Originally from Cameroon, Julius Ngalim, Pure Earth’s Financial Manager, came along to give us a hand.
“I don’t think many people in Cameroon know about the pesticide problem. I certainly didn’t know. So this was very educational for me,” says Julius.
Living With Pesticides
The first site the group visited was a storage facility that has been in use since the 1980s. Today, the building is being used to store fertilizer.
But if you look just a little closer, you can see remnants of what it used to house.
Tucked away in the back, behind the sacks of fertilizer, discarded bottles of pesticides littered a corner of the warehouse.
During our investigation, we found yet more obsolete pesticides buried under a pile of dried grass (on the right of the photo below).
The storage facility sits in the middle of a compound where a handful of families live.
The Pure Earth team took some soil samples in the community kitchen and play area for the children.
These families are unaware that they are living with poison.
This old pesticide storage facility in Bafoussam was converted into an office.
Pesticide stored in the office had leaked so much that it had seeped through the walls to the exterior of the building. You can see how the wall is stained under the window in the picture below. The building is so contaminated that most workers have stopped using the office.
We checked outside, where pesticides had seeped into the soil, and took some soil samples.
This area is used almost everyday as a shortcut by people in the town. So residents have likely been spreading the contamination throughout town, and probably trekking it into their homes as well.
The cornfield bordering the toxic pathway and other nearby plants and animals are also all exposed to pesticide pollution. These seeds are likely contaminated.
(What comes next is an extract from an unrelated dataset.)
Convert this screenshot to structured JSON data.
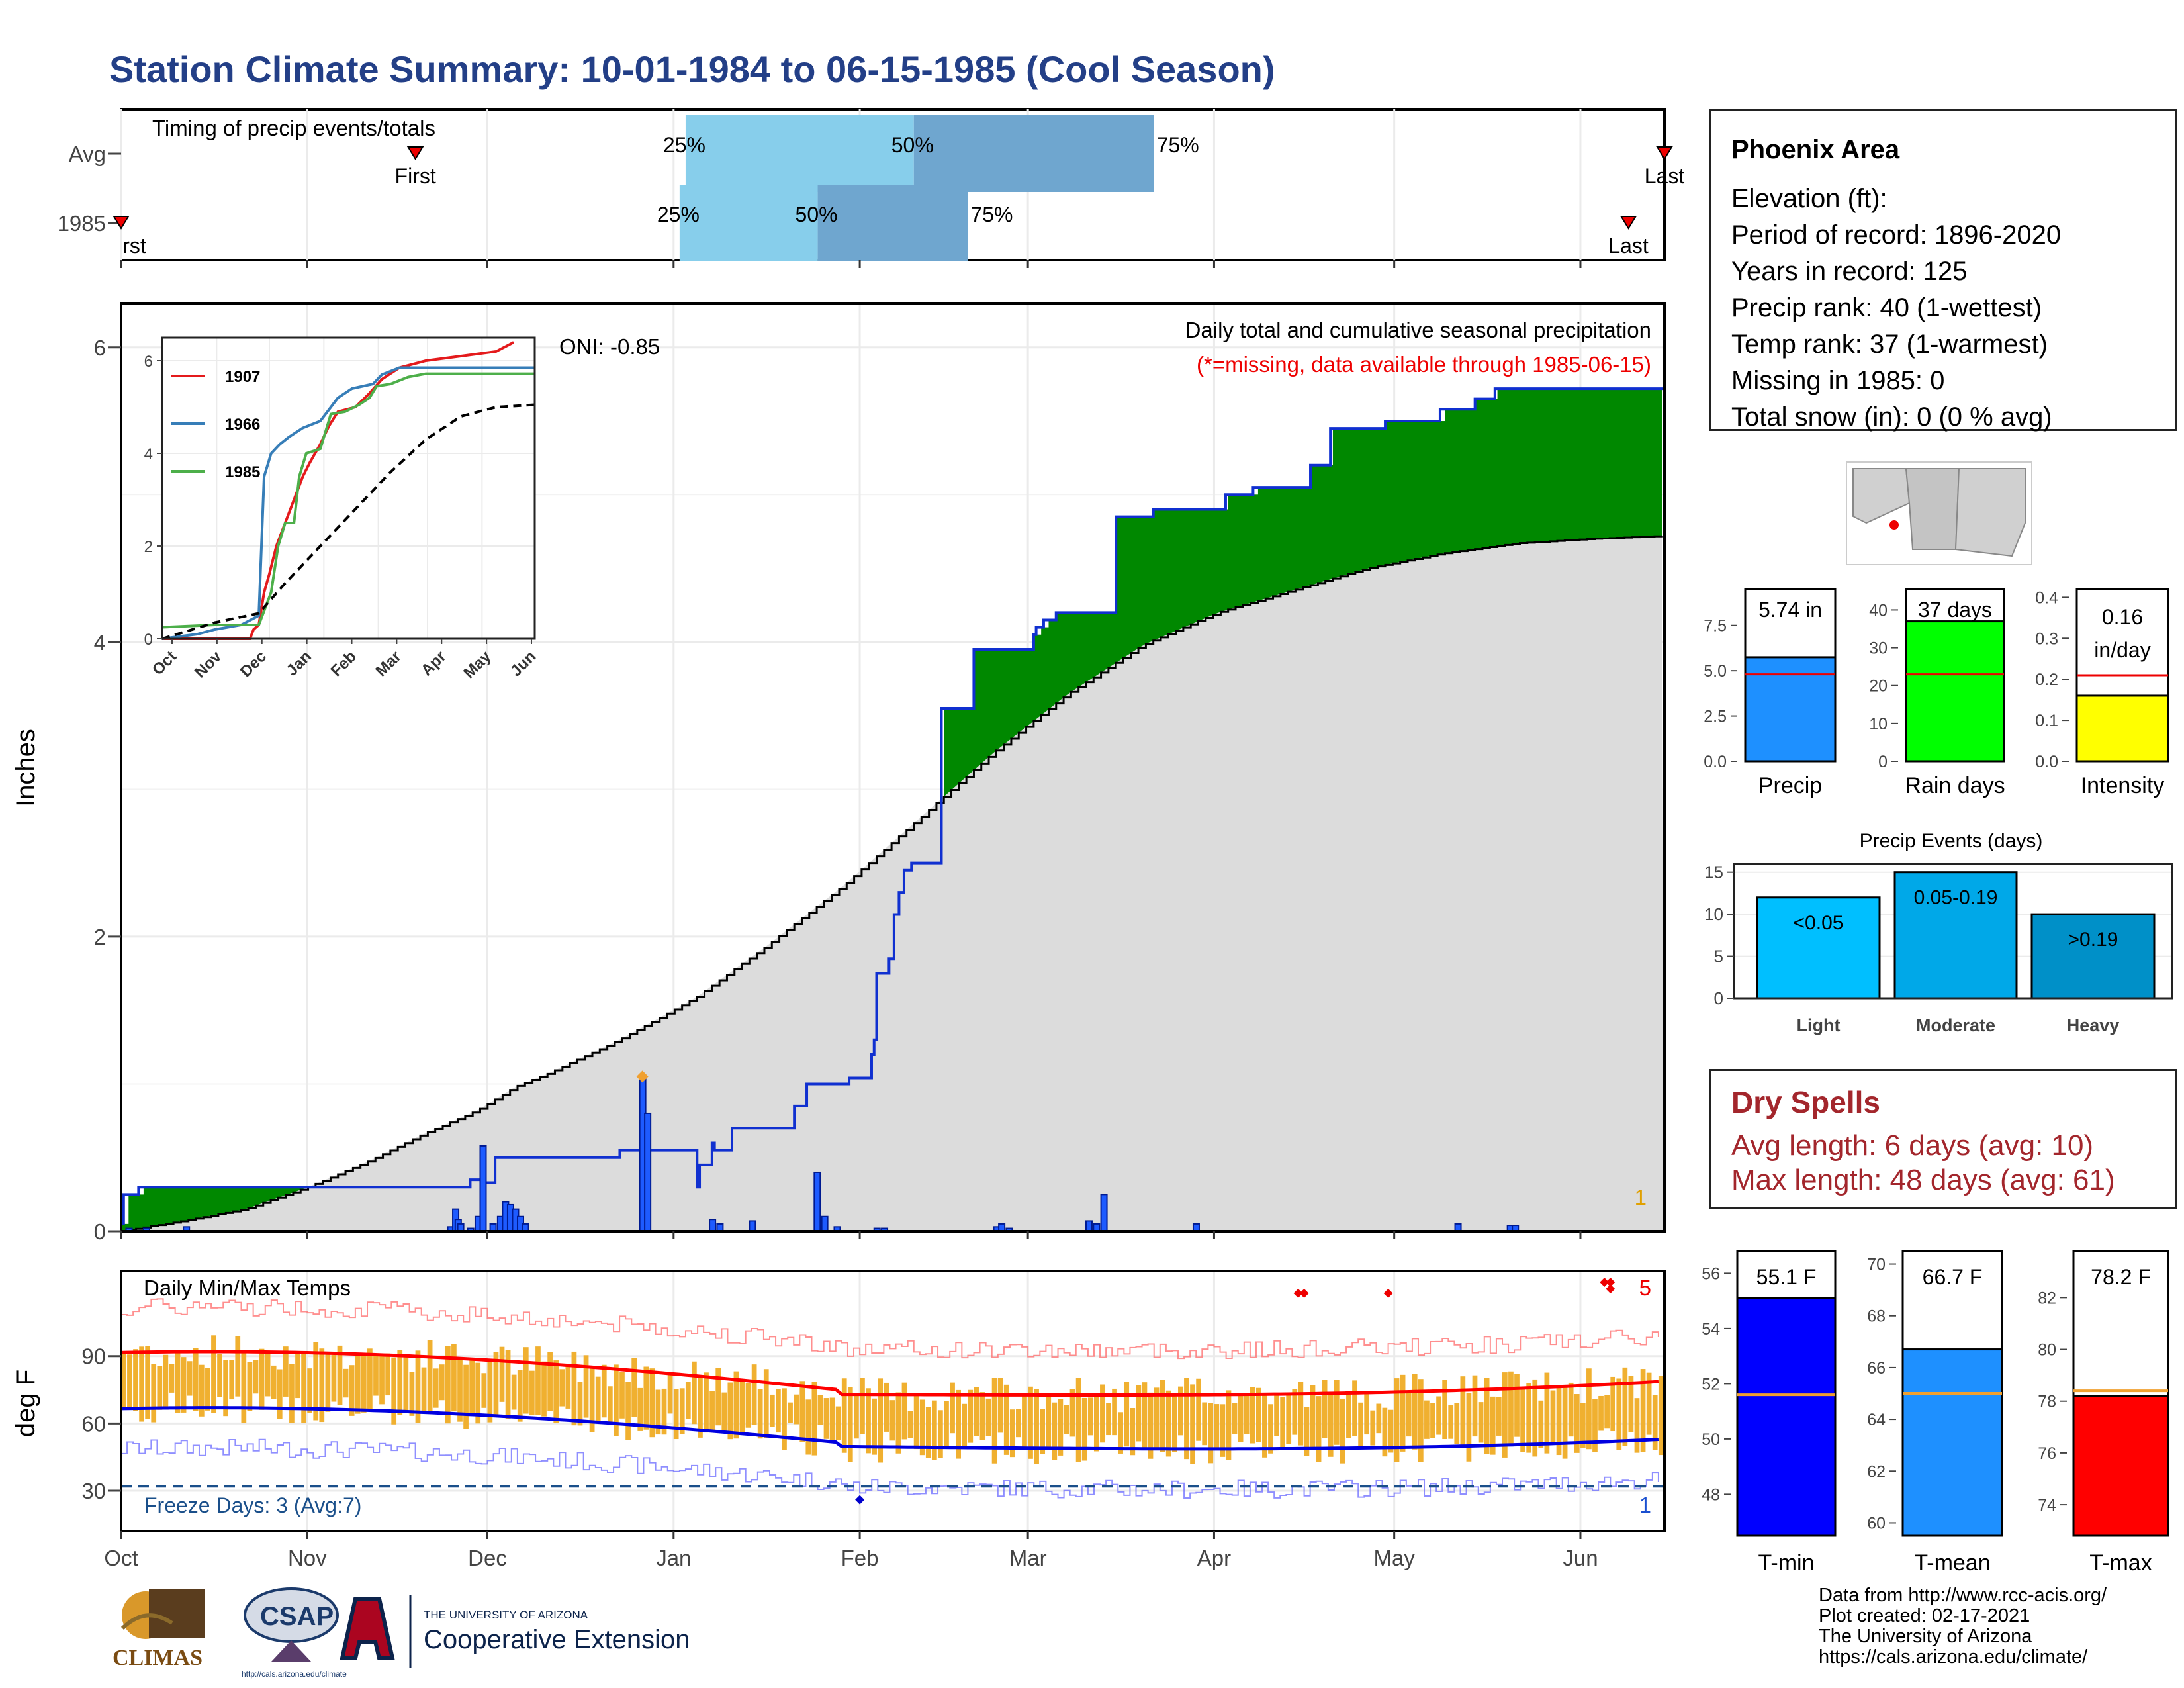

Local authorities in Cameroon kept good records of the amounts and types of pesticides that were used and stored. This has made our pollution investigation easier.
Writing On The Wall
To supplement what we learn from the written records, the investigative team also talks to people in the community, like this former caretaker of an old pesticide storage facility.
At this facility, the names of the various pesticides stored were clearly written on the wall. DDT has a number associated adverse health effects and is classified by the U.S. CDC as a likely carcinogen. Malathion is associated with increased rates of ADHD in children.
Although the pesticides are no longer there, their toxic legacy remains.
“You can still smell the toxins. It is still very powerful,” recalls Julius.
“We also noticed a lot of insects on the ground. But as we neared the area where the pesticides were stored, all we saw were dead insects. While there is no way to know if this is related in any way to the pesticides, it was visual reminder of the potential threat around us,” Russell remembers.
Many of the contaminated sites we investigated were located near water wells, animal pens, and farms. This means that water and food sources are at risk.
Pure Earth will be returning in the fall to remediate the two most toxic communities identified.
Pure Earth has been working with the FAO on identifying, assessing, and remediating contaminated sites to address the pesticide problem in Cameroon and other countries. Training local site investigators is an important way to build capacity.
Solutions to the pesticide problem include repackaging the toxins and storing them securely, or sending them for incineration. Pure Earth has addressed pesticide pollution problems in Somaliland, the former Soviet Union, and other countries worldwide.
This project is funded by the FAO (Food and Agriculture Organization of the U.N.)